BART train - Oakland City Center Station - 10:45pm Friday October 15, 2010
A guy is eating an entire Ziploc bag of what looks to be chocolate chips. Tipped back head, hundreds of little globblets pouring down his throat. He’s got a steer’s horn on a rawhide string that he’s draping from one of the handlebars to the next. He’s in a chair covered with orange and pink fur, mounted on his lowrider bike which is covered with red lights, and lavish bouquets of seagull and peacock feathers. Also on the handlebars are what looks to be hunks of the insides of someone’s sofa cushions, painted Halloween orange and black.
He himself is incredibly handsome, like modelesque, with beautiful bone structure, chiseled features, and thick brown and grey hair in a sectioned-off pony-tail to the middle of his back and a Che Guevarra cap. He’s got a broad back and straight shoulders and muscular legs. He has some kind of sound system attached to his bike, and was listening to the Marshall Tucker Band song that repeats “I’m getting closer to my home” about 365 times in a row, and now the train is so loud I don’t know what his soundtrack is. He sits there fiddling with the ornaments on his bike, adding a magnet to this metal tube mounted between the handlebars and stuffed with orange feathers.
Sunday, October 17, 2010
Wednesday, October 06, 2010
Happy
...working in an ad agency is, as they say in Maine, different. I texted a friend who works in an ad agency in NYC and asked whether it's a heavy drinking culture there; she said yes, and basically, "See: Mad Men." The pace is swirly, the vibe is madcap. AOL was the Devil's Workshop; this may be the Devil's Playpen.
I guess I always reckoned ad agencies would be like this. Toys and quite hilarious tchotchkes everywhere. Today around 3pm someone hit a landmark on a booze account and every top shelf liquor was out and flowing freely, people at their desks with 4 fingers of scotch, G&Ts in the kitchen, tequila shots. There's a bottle with just a swig left of warm amber carribbean rum sitting at eye level on my cube wall - the sun shines through it - it's gorgeous. Even tho my desire for alcohol passed about 15 years ago I might actually move this bottle. It's too pretty. And too "almost-finished."
The pace is frenetic. I don't know how I feel about it. Having just come out of such a--as my friend Bill Gray said today--perfect storm. I think I can probably hack it, but I need to wind down, seriously. And the work is cool and will be satisfying if I can pace myself and be on-site at the agency the right amount of time. Tomorrow I'll work from home.
Maybe it's kharmic...this past month yearning for more connection, and now all day at work nonstop constant interaction buzz and connection...of a type. I didn't need frenetic nonstop connection. Just more than an occasional exacted inscrutable murmur. Now it's full volume.
Alas!
and some cool things...Everything atthe agency is wide open, so you can hear everything. Unlike Autodesk--also open seating, but which fluctuated between tomb silent and aggressive engineering pontifications and arguments--the din at the agency is continuous and agreeable. Conversations, even when shouted across vast spaces, don't pierce the ears. Something about people's tones here vs. Autodesk...not cutting, no gasping convulsive or derisive nerd laughter, generally merry jolly and funny, frivolous, and sometimes good-naturedly catty and snipey, but easy to tune out.
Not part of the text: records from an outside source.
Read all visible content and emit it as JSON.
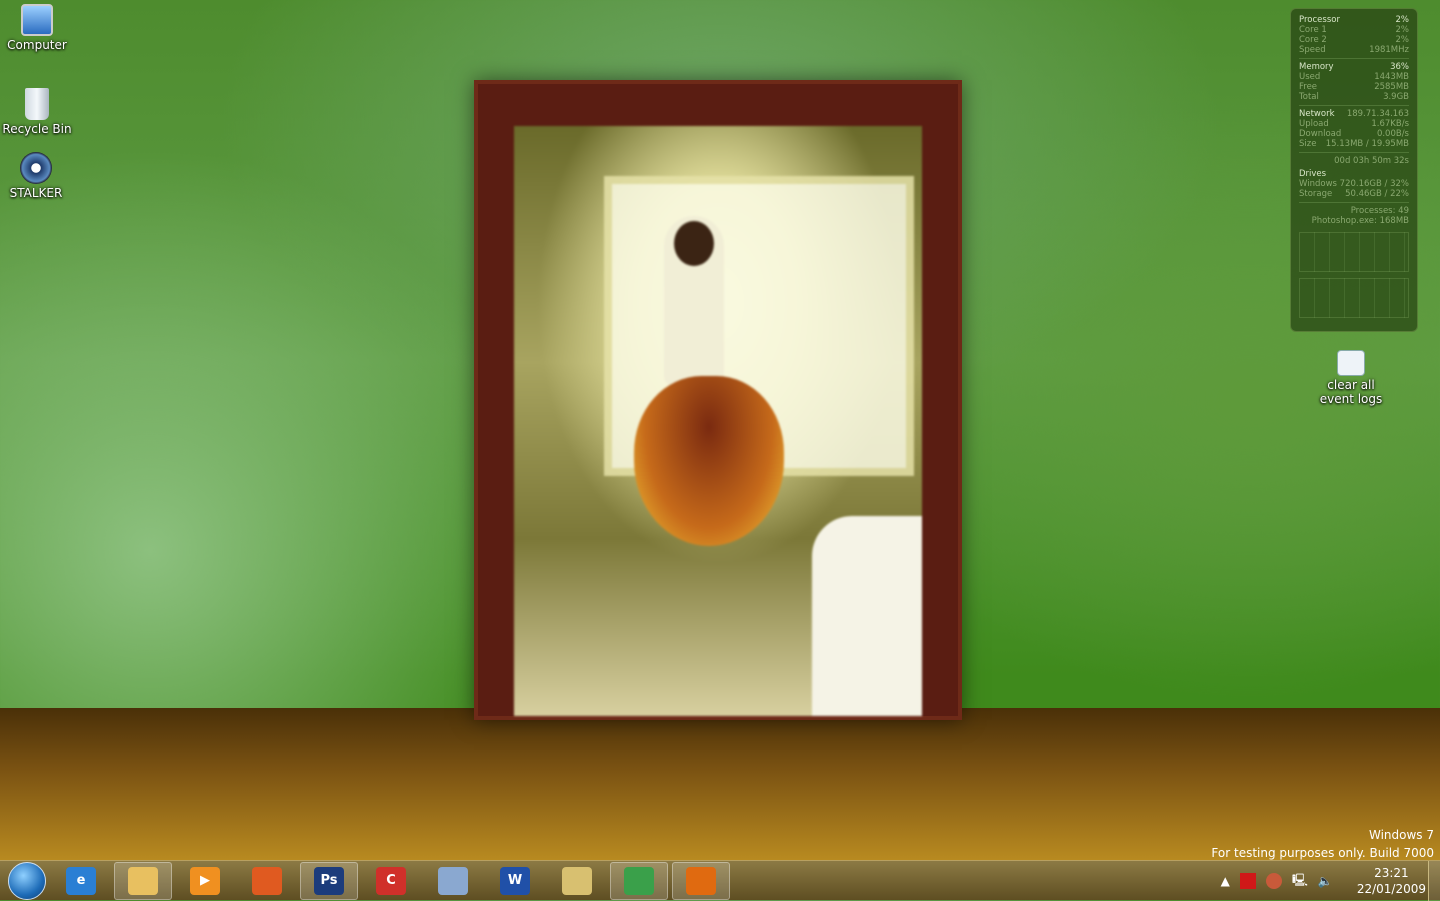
{
  "desktop_icons": [
    {
      "label": "Computer",
      "icon": "computer-icon"
    },
    {
      "label": "Recycle Bin",
      "icon": "recycle-bin-icon"
    },
    {
      "label": "STALKER",
      "icon": "stalker-icon"
    },
    {
      "label": "clear all event logs",
      "icon": "event-log-icon"
    }
  ],
  "gadget": {
    "processor": {
      "label": "Processor",
      "value": "2%",
      "core1_label": "Core 1",
      "core1": "2%",
      "core2_label": "Core 2",
      "core2": "2%",
      "speed_label": "Speed",
      "speed": "1981MHz"
    },
    "memory": {
      "label": "Memory",
      "value": "36%",
      "used_label": "Used",
      "used": "1443MB",
      "free_label": "Free",
      "free": "2585MB",
      "total_label": "Total",
      "total": "3.9GB"
    },
    "network": {
      "label": "Network",
      "ip": "189.71.34.163",
      "upload_label": "Upload",
      "upload": "1.67KB/s",
      "download_label": "Download",
      "download": "0.00B/s",
      "size_label": "Size",
      "size": "15.13MB / 19.95MB"
    },
    "uptime": "00d 03h 50m 32s",
    "drives": {
      "label": "Drives",
      "items": [
        {
          "name": "Windows 7",
          "value": "20.16GB / 32%"
        },
        {
          "name": "Storage",
          "value": "50.46GB / 22%"
        }
      ]
    },
    "processes": "Processes: 49",
    "top_process": "Photoshop.exe: 168MB"
  },
  "watermark": {
    "line1": "Windows  7",
    "line2": "For testing purposes only. Build 7000"
  },
  "taskbar": {
    "items": [
      {
        "name": "internet-explorer",
        "glyph": "e",
        "color": "#2a7fd4",
        "active": false
      },
      {
        "name": "windows-explorer",
        "glyph": "",
        "color": "#e8c060",
        "active": true
      },
      {
        "name": "media-player",
        "glyph": "▶",
        "color": "#f09020",
        "active": false
      },
      {
        "name": "paint",
        "glyph": "",
        "color": "#e05a20",
        "active": false
      },
      {
        "name": "photoshop",
        "glyph": "Ps",
        "color": "#1c3c7c",
        "active": true
      },
      {
        "name": "red-app",
        "glyph": "C",
        "color": "#d0302a",
        "active": false
      },
      {
        "name": "disc-app",
        "glyph": "",
        "color": "#8aa8d0",
        "active": false
      },
      {
        "name": "word",
        "glyph": "W",
        "color": "#2050a8",
        "active": false
      },
      {
        "name": "outlook",
        "glyph": "",
        "color": "#d8c070",
        "active": false
      },
      {
        "name": "messenger",
        "glyph": "",
        "color": "#3aa04a",
        "active": true
      },
      {
        "name": "firefox",
        "glyph": "",
        "color": "#e06a10",
        "active": true
      }
    ],
    "time": "23:21",
    "date": "22/01/2009"
  }
}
So today this guy was writing a song. It started with what my boss accurately dubbed "a moody piano interlude," a piano riff, and over the course of the day he composed this beautiful interesting song adding percussion and tonal color, different instruments, and then--at the end of the day I was staying late, and so was the team he's on--he synced it up to the video for this commercial, and after hearing the piece coming together all day as I worked, was able to see the creation of an actual commercial -- stood by at the end and watched as they tweaked the arrangement of the song until it all meshed to fit the video. Had never seen anything like that. It was wonderfully creative.
And then...I was soooo tired. And couldn't get a cab home. Kept missing the bus. I would wait and wait, and then go into a store and buy pants, or try on boots
or grab dinner to take home (got an amazing dinner), and the bus would come while I was doing that, and no cabs came and still no cabs...and I was very sad. Then this stretch limo pulls up across Market Street and this old black dude in a cap leans out his window "You wanta ride? Get in!"
So I do. I hop across Market Street and bop into the back of this leather cushioned behemoth. So it's me, and him and his little white dog Kip. And we're riding around, listening to John Lennon singing Revolution, and I shout up front "I don't have any money except credit cards and I really don't have enough dough to pay for a limosene(sp)"
And he says "Well, I could sure use some gas"
So I say "Sure, I'll put some fuel in your tank!"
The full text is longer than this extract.